Forward-looking, research continues to clarify the best interventions for SI joint dysfunction at different stages of the lifecycle. For pregnant women, specialized SI joint belts during pregnancy and early postpartum can reduce pain and improve function. For older adults, exercise programs that combine strength and stability training show promise in managing degenerative changes. Understanding your personal risk profile allows you to tailor prevention efforts to the factors most relevant to your situation.
Conclusion
SI joint dysfunction is a highly prevalent condition affecting millions of adults, yet it remains underdiagnosed because its symptoms often overlap with other lower back pain syndromes.
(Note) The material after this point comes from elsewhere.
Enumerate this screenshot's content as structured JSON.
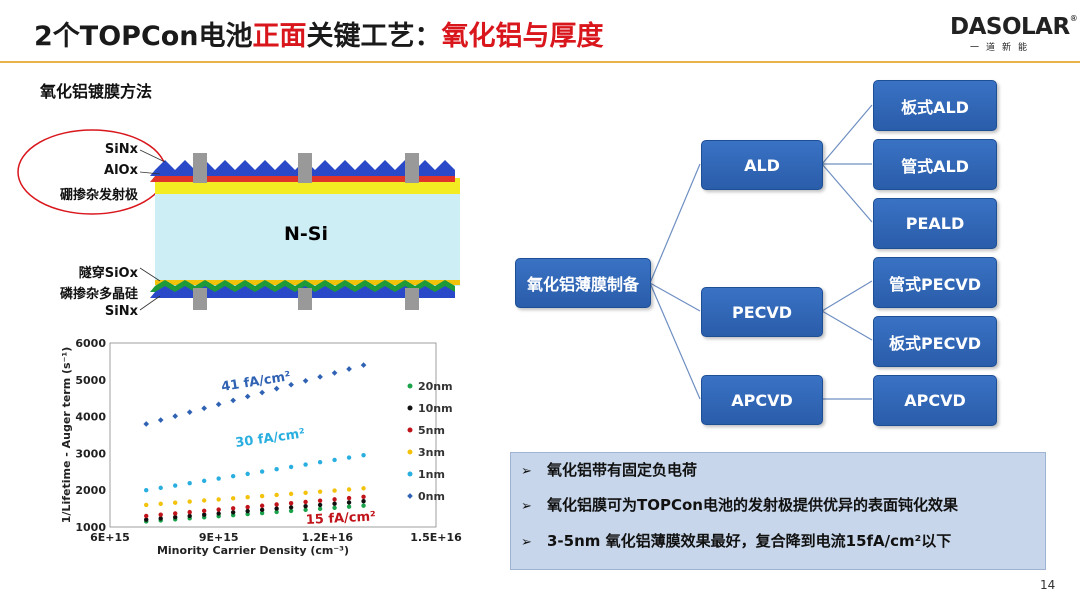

The nine primary risk factors—female sex, pregnancy, prior lumbar fusion, obesity, occupational or athletic overuse, leg length discrepancy, scoliosis, increased lumbar lordosis, and age-related degeneration—operate through biomechanical and structural pathways that can be understood and, in many cases, modified.
A woman’s hormonal changes, a manual laborer’s repetitive stress, a surgeon’s fused spine, or a runner’s training error all represent distinct but addressable risk pathways. If you experience lower back pain, buttock pain, or hip pain—particularly pain on one side—and standard low back pain treatments have not worked, consider asking your healthcare provider about SI joint dysfunction. Recognizing your risk factors and addressing modifiable ones through weight management, targeted exercise, proper body mechanics, and postural correction can often prevent symptoms or significantly reduce their severity.